Sempre que é lembrado da crise de 2008, Henrique Meirelles diz que uma das primeiras coisas que ficaram claras à equipe econômica da época era o diagnóstico de que haveria um corte súbito do crédito global. E teve.
Ao alertarem que o país caminhava para o penhasco, em 2014, economistas diziam que o governo tinha deturpado tanto as estatísticas oficiais que era incapaz de fazer o diagnóstico correto de que mergulharíamos na recessão. E mergulhamos.
Muitos fatores diferenciam o Brasil de 2008 do de 2014, mas a falta de uma visão clara do problema foi talvez o pior deles na gestão Dilma Rousseff. Em 2009, o PIB encolheu 0,1%. Em 2015, 3,5%.
Há semanas, economistas brasileiros falam do impacto do coronavírus. No mês passado, recebi a previsão sombria de um analista: os efeitos da doença seriam devastadores. As pessoas deixariam de sair de casa, com uma supressão aguda do consumo.

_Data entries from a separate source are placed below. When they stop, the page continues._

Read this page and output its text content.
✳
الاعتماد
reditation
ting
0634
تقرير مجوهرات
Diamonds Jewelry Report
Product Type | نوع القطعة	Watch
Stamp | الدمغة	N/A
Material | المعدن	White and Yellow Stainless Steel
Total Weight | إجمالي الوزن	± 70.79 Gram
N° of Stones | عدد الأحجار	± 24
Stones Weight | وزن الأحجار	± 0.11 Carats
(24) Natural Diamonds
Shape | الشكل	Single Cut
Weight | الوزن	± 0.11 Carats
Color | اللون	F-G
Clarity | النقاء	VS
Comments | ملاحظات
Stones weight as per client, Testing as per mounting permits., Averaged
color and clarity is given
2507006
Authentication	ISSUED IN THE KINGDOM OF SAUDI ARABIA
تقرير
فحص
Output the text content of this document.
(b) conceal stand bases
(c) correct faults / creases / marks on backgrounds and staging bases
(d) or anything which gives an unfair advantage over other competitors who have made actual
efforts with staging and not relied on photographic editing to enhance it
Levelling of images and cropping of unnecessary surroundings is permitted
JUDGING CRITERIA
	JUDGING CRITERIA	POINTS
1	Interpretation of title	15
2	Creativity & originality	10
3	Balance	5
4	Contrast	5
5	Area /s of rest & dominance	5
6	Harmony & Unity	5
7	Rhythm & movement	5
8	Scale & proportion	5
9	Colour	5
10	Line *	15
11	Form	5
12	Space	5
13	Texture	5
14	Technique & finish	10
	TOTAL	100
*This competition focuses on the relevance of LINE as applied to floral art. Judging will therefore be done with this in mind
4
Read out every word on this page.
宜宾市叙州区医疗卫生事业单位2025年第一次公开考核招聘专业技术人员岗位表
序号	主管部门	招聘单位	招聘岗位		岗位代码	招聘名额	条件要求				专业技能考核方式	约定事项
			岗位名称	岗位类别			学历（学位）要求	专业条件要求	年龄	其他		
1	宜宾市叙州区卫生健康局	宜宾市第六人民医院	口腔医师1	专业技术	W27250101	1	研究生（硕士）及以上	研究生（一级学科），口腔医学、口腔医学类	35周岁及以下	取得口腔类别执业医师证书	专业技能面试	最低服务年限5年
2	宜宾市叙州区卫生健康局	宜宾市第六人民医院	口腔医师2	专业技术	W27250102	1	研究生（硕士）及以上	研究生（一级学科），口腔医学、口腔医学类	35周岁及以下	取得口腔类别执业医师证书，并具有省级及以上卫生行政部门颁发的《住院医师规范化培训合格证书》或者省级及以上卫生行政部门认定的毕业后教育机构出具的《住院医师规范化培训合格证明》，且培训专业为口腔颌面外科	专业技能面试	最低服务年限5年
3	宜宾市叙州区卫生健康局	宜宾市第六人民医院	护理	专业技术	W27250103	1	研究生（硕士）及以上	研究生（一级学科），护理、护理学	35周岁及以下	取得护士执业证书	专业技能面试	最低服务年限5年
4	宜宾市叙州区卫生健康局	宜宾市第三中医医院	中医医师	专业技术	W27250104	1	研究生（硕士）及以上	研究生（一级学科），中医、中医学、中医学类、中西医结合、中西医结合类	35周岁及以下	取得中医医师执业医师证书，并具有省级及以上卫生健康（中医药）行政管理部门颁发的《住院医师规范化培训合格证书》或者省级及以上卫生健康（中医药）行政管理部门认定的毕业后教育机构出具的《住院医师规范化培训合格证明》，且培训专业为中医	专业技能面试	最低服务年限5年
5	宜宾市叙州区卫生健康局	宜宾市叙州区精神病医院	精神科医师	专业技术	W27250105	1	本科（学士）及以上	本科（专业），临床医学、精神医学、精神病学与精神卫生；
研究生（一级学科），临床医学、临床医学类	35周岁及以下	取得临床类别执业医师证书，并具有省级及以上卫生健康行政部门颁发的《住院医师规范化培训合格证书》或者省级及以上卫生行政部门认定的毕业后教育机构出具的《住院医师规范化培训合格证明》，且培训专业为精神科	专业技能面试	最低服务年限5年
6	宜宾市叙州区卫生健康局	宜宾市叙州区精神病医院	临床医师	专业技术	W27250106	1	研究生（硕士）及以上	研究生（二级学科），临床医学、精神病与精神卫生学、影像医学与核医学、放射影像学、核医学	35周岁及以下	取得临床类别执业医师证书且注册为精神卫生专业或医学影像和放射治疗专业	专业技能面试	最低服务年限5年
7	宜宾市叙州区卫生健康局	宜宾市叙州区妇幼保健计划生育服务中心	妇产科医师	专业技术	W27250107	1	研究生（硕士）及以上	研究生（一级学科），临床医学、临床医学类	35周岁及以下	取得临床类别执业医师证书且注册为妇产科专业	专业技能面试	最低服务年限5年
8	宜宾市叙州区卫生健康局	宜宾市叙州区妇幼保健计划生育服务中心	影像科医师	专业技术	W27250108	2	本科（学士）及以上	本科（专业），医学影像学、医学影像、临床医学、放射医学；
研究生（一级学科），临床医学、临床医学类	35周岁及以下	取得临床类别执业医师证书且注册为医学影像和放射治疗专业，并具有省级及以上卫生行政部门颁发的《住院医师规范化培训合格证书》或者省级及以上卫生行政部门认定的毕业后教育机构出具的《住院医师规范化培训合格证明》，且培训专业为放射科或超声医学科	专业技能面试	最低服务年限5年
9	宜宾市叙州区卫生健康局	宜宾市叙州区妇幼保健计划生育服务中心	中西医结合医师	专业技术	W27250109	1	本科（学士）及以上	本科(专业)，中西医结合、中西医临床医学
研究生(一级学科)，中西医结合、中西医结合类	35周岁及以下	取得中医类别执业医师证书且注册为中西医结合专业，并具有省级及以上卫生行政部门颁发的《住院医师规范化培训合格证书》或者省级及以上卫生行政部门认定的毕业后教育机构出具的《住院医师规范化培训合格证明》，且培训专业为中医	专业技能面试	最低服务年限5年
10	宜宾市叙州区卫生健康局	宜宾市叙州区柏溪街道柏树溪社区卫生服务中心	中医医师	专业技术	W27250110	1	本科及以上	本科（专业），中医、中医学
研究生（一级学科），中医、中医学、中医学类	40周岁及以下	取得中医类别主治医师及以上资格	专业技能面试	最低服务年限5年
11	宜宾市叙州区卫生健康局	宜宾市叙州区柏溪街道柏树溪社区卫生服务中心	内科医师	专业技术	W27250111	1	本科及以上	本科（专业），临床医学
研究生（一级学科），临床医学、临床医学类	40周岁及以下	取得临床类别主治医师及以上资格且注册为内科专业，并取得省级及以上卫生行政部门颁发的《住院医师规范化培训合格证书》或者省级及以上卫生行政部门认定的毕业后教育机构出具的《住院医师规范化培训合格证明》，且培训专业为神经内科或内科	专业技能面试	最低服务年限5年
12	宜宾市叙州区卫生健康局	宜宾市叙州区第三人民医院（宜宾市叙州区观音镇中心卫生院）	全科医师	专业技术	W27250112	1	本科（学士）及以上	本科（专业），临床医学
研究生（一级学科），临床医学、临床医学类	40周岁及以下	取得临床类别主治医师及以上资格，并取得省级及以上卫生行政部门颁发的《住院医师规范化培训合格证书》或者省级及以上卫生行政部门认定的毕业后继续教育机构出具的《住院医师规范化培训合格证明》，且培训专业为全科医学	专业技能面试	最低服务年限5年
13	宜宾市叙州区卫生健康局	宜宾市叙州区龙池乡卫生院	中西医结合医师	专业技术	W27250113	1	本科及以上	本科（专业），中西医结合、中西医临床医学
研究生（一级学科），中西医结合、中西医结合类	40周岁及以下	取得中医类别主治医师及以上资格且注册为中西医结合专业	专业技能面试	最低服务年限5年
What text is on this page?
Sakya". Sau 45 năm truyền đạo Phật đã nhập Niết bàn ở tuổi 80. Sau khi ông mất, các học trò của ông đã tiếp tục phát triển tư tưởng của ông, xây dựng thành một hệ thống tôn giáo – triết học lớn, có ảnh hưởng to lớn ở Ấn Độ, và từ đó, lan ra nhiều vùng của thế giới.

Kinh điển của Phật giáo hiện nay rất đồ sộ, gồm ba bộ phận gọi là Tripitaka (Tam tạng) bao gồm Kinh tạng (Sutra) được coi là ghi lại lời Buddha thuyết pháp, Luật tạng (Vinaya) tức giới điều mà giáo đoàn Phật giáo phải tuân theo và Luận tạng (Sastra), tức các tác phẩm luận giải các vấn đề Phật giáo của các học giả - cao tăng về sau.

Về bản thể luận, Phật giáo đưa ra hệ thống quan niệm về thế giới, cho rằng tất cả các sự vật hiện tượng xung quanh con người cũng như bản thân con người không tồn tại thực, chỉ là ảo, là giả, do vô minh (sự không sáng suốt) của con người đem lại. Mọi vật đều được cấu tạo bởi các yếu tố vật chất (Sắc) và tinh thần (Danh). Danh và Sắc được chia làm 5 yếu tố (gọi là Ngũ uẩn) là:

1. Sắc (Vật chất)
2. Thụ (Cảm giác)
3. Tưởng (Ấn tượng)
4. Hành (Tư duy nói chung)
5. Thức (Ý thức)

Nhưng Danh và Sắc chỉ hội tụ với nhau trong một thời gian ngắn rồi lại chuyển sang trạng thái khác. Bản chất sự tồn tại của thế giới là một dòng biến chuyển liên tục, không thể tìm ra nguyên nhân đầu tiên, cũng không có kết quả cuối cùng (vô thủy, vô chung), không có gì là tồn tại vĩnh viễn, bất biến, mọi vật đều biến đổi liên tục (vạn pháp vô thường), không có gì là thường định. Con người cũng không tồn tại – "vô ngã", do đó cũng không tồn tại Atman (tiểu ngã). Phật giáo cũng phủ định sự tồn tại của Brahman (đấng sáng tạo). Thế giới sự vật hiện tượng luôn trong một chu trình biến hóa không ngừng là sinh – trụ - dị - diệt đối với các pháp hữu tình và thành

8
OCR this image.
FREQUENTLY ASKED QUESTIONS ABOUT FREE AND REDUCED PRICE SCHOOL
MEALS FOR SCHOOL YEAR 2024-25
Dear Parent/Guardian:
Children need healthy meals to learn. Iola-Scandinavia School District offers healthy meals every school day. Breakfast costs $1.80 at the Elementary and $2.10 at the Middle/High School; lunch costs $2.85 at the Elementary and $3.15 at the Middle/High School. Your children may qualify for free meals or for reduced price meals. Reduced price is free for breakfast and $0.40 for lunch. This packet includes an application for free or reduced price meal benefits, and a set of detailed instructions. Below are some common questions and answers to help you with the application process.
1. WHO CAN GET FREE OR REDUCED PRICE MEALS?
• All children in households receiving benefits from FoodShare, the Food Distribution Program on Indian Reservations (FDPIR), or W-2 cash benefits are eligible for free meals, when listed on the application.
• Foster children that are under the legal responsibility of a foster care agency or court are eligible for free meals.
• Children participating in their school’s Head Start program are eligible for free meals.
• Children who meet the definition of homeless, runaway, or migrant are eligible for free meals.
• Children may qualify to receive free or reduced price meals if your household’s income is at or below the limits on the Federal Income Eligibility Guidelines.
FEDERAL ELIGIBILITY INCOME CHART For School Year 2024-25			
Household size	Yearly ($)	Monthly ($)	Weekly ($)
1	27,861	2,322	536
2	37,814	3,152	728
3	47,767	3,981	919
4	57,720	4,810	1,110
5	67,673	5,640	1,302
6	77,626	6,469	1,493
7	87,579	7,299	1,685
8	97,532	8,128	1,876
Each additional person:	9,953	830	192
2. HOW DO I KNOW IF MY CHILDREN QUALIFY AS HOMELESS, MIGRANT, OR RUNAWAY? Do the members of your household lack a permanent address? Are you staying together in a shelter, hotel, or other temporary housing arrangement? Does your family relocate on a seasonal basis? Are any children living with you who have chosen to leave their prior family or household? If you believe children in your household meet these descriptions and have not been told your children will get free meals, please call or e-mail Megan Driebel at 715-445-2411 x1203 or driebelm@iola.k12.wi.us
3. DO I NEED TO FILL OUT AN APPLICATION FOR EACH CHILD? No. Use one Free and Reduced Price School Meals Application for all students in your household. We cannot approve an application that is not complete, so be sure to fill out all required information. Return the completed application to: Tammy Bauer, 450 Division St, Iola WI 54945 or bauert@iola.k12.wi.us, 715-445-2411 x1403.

A recessão, àquele dia possível, hoje tornou-se provável.
Já no governo, a visão é atrapalhada. Enquanto o Ministério da Saúde sugere o resguardo e alerta para a falta de leitos em número suficiente para atender à demanda crescente, o presidente Jair Bolsonaro fala que o coronavírus "não é isso tudo que dizem" e debocha do isolamento.
Paulo Guedes disse à Folha que cálculos indicaram que a evolução da doença será mais rápida no Brasil do que na Itália, onde já morreram mais de 2.000 pessoas. Ainda assim, o ministro parece não ver grande risco. "O baque na economia é temporário: o contágio sobe rapidamente, fica três meses, depois desaba".
Ou o governo acredita que o caso não é grave, ao contrário do que está se falando em todo o planeta, e Bolsonaro demite o ministro da Saúde, ou é bom se preparar para o impacto severo da doença. A falta de um diagnóstico cristalino do que está acontecendo dificultará entender como enfrentar o problema, o que nos custará vidas e anos perdidos.